In answer to your query, several posts above:
I tried to make it as a walk-on XC guy my senior year in college and wasn't nearly good enough. Kept running and within a few post-collegiate years (by the age of 25) had run the following times:
5K: 17:27
5 mile: 28:00
10K: 35:49
10 mile: 59:35
marathon: 2:53:30
I quit training and racing in 1984 and, although I kept jogging (3-4 times a week, 3-4 miles, easy), I didn't run seriously, or race at all, until April 2003. My first 10K back was 47:10. My second 10K was 48:04. A week later I ran my first 5K in 22:00. That seemed like a reasonable baseline.
After several years of pretty dedicated training (40 mpw all year long, give or take a little), I've lowered my times as follows:
5K: 19:41 (I also have a 19:30 but I suspect a short course)
10K: 40:48.
Each season, as I've aged from 46 to 48, I've pared some time away from my old-guy PRs. I see the writing on the wall--no return to actual former time-ranges--but the verdict is still out on exactly how much time I can still scrape off those numbers. Obviously I'd love to hit or break 19:00 and 40:00. Those are good round numbers to guide my training.

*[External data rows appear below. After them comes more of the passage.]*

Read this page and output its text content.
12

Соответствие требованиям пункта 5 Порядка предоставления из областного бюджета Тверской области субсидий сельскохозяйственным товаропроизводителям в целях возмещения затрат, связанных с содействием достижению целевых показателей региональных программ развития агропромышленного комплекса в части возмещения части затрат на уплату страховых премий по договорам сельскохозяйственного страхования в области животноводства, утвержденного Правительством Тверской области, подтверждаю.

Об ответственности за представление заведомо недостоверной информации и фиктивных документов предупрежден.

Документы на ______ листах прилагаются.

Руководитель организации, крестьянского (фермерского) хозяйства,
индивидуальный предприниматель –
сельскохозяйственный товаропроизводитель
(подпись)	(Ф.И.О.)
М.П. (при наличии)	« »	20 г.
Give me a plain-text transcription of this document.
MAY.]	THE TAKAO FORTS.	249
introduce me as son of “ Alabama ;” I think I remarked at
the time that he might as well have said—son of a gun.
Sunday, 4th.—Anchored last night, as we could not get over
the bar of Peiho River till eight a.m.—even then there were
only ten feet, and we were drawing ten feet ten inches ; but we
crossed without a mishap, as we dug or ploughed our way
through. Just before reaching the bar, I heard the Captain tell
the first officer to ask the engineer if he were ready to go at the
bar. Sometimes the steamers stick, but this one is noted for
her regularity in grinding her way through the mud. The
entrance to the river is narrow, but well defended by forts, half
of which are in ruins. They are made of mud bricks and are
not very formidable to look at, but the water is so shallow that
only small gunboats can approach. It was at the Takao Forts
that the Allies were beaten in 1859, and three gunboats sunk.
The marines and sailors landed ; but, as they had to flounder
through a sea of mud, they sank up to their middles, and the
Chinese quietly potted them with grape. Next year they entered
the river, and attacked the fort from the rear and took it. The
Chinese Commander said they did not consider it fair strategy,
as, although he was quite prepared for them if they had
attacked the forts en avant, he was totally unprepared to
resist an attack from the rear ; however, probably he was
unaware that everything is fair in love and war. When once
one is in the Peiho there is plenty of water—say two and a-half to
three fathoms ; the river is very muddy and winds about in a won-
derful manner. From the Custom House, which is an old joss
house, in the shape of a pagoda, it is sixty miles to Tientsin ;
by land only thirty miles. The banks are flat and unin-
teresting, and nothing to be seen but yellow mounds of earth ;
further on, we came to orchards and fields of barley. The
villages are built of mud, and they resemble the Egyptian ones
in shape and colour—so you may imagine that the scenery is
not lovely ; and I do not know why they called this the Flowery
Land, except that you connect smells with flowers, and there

Interestingly, as I get stronger over these return-to-running years, the races don't hurt quite as much. I think that's because I've learned the art of proper pacing. It's also because I've learned to push myself hard at appropriate moments in training, so that race-pace on race-day doesn't come as a shock. In fact, since I'm tapered and adrenalized and don't go out too fast, it comes as a positive relief: show time, folks! The wait is over. Show me whatch got.
The advice from other quarters about easing up slightly on your easy days and running your intervals a bit faster is excellent. Also, if you're running six miles, it's always a good idea to run the first mile--or at bare minimum the first half mile--pretty easy, without pushing at all, to give all systems a chance to come up to speed. If you're running a ten-miler, think of the first five miles as the warmup and the last five miles as the push. Think progression run, in other words. If you're in a summer base-training phase, actually, it's good sometimes just to go out and run easy/steady with no push for the entire 10 miles, letting the work be the simple fact of putting in the miles. It's taken me a couple of years to understand this principle, in my bones, but it's finally sinking in.
Of course sometimes it's fun to just go out on a training day and hit it hard, and have fun. Sometimes we get so rational about training that we forget about the primal side. Running is nothing if not primal--or can be--and it's good to honor that side of the sport, too.